Un film de Florian Zeller.

 

 

Écrivain, Florian Zeller avait, jusqu’à présent, fait ses preuves en tant qu’auteur de romans et, surtout, de pièces de théâtre. Or, passionné par le grand écran, le dramaturge a eu l’excellente idée d’adapter l’une de ses pièces les plus célèbres au cinéma. Coup d’essai, coup de maître qui lui a valu de remporter un triomphe aux Oscars.

Ce n’était pourtant pas gagné d’avance, car c’est toujours une prise de risque que de faire un film à partir d’une pièce de théâtre. Ce qui fonctionne parfaitement sur scène peut, éventuellement, paraître bien ennuyeux lorsque c’est projeté sur grand écran. Le défi qui se présente à qui a des velléités de faire du cinéma de cette manière-là, c’est, pourrait-on dire, de ne pas se détourner du théâtre, d’en respecter certaines conventions, tout en donnant le sentiment qu’on fait autre chose. Même s’il s’agit d’un huis-clos ou d’un quasi huis-clos, le cinéma offre des possibilités que la scène ne permet pas, ce que Florian Zeller a parfaitement su intégrer dans son long-métrage.

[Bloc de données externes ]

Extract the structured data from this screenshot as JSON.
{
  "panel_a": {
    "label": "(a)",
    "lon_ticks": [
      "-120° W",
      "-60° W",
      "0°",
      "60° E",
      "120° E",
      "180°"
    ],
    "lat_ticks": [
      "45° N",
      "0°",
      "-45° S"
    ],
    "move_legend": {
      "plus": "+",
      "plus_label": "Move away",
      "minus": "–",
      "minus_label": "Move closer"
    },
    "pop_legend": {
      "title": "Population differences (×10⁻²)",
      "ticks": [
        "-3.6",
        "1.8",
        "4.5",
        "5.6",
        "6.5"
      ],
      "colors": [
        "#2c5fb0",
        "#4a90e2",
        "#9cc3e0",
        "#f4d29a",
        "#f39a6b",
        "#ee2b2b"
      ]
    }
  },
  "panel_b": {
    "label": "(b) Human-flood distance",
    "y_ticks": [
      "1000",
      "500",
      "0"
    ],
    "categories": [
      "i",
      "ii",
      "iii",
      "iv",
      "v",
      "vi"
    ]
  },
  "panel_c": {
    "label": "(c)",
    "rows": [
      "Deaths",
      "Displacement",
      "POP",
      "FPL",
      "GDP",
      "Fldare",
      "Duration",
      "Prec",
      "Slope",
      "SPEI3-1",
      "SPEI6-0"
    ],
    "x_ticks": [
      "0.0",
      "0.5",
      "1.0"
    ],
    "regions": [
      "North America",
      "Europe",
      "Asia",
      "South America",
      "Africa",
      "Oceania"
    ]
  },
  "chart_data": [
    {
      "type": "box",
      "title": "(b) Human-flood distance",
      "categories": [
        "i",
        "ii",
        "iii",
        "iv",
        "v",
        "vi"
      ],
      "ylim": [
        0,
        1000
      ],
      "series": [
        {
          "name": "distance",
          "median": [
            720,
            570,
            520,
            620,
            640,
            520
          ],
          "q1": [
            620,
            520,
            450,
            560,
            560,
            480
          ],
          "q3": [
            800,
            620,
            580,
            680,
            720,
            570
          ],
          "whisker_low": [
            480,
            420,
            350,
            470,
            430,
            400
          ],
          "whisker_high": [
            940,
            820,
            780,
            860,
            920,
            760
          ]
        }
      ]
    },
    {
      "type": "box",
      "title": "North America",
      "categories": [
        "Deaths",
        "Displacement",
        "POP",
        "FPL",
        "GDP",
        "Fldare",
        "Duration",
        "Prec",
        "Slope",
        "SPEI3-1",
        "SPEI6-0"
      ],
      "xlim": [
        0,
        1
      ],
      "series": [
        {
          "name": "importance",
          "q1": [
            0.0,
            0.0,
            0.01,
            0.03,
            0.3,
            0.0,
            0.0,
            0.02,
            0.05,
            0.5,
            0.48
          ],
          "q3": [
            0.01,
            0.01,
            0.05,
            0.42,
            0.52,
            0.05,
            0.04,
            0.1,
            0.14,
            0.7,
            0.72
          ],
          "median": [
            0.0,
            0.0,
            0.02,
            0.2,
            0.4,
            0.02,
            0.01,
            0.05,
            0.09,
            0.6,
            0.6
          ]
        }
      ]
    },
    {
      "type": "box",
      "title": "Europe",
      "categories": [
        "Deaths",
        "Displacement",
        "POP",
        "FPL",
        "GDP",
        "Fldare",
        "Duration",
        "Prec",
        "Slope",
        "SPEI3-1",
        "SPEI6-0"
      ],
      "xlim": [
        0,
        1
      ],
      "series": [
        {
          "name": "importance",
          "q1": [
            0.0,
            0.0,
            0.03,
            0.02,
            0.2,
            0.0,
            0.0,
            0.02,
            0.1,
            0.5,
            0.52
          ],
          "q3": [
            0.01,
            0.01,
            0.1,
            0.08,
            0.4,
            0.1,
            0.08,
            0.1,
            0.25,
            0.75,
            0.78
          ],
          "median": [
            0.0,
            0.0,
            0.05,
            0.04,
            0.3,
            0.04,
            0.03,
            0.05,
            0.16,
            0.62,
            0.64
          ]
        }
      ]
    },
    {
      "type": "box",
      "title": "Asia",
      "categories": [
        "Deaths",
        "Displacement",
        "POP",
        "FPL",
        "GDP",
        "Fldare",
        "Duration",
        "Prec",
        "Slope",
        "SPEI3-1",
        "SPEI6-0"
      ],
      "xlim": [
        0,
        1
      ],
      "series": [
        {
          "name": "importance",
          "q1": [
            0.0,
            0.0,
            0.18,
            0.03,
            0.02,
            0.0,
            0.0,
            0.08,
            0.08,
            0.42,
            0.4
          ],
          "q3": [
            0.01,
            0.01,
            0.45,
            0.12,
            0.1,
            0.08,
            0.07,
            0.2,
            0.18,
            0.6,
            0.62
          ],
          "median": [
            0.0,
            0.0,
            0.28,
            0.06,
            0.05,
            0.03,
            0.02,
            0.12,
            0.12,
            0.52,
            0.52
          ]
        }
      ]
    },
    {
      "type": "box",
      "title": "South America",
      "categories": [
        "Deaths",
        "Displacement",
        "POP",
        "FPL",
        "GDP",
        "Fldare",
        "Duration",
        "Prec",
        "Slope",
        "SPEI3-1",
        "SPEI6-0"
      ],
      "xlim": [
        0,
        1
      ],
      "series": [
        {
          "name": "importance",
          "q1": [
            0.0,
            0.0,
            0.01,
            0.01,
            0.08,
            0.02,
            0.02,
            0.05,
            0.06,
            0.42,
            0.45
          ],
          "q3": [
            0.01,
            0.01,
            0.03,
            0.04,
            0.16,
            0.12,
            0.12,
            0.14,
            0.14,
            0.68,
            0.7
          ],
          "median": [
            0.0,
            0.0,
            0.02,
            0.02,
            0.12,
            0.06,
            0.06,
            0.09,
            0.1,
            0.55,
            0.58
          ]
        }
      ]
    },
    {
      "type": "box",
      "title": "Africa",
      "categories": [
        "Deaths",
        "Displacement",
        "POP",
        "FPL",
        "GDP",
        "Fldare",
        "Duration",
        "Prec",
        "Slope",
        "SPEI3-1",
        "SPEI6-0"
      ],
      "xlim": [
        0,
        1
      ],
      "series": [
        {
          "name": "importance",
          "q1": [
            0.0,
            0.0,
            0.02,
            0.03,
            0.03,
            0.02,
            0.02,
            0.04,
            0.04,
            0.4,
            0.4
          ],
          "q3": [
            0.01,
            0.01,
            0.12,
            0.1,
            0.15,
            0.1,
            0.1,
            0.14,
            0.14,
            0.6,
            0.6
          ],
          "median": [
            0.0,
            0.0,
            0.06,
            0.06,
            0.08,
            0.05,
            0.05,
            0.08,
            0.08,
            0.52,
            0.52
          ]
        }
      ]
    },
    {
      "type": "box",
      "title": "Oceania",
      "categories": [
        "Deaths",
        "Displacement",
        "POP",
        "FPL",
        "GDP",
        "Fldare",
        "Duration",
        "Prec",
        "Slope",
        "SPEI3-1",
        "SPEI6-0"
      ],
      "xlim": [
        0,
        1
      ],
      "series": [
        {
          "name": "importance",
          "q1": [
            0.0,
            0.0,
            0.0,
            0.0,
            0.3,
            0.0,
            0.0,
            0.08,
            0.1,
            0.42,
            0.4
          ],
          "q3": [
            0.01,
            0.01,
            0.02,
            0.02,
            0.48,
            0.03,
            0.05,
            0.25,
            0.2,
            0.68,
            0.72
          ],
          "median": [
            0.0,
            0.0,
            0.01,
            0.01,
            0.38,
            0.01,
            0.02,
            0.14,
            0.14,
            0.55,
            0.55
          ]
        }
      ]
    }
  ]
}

Je ne saurais, cependant, faire des comparaisons, puisque je ne connais que le film, mais, ce que je peux dire, c’est que, d’un point de vue cinématographique, le pari est réussi. Il faut dire que Florian Zeller a fait appel, pour incarner les deux personnages principaux, à la crème des interprètes. Peut-on rêver mieux qu’Anthony Hopkins, qui garde son prénom dans le film, pour jouer le rôle-titre, le père, homme de 81 ans qui connaît de sérieuses fuites de mémoire et en vient à perdre tous ses repères ? Et qui peut-on souhaiter de mieux qu’Olivia Colman (actrice dont on a déjà pu apprécier le talent dans la série The Crown) pour jouer Anne, la fille d’Anthony ? Tous deux se donnent à fond dans leurs rôles respectifs et sont extraordinaires.

Mais le film offre mieux encore que de grands numéros d’acteurs. Car Florian Zeller l’a composé de manière incroyablement subtile, de façon à mettre, en quelque sorte, les spectateurs eux-mêmes dans la tête d’Anthony. Comme si, avec lui, nous devions, nous aussi, perdre nos repères, que ce soit du point de vue de l’espace comme de celui de la temporalité. Les scènes successives, qui font intervenir d’autres personnages, des infirmières ou aides à domicile par exemple, nous les percevons, nous aussi, spectateurs, avec la confusion qui s’empare de l’esprit d’Anthony. Des objets disparaissent, Anthony s’imagine qu’on l’a volé, il croit être chez lui quand il est dans l’appartement d’Anne, etc. On ne sait jamais, sur le coup, si ce qu’on voit à l’écran est réel, ou si c’est le produit de l’esprit embrouillé d’Anthony. Ce choix de mise en scène, très convaincant, donne au film un caractère unique, inédit. Peut-être nous fera-t-il aussi changer nos regards ? Quand nous aurons affaire à des aînés qui, comme on dit parfois, perdent la boussole, nous saurons peut-être faire davantage preuve de patience avec eux. Ce film bouleversant nous y invite très fortement, c’est sûr. 

8/10

 

                                                                                     Luc Schweitzer, ss.cc.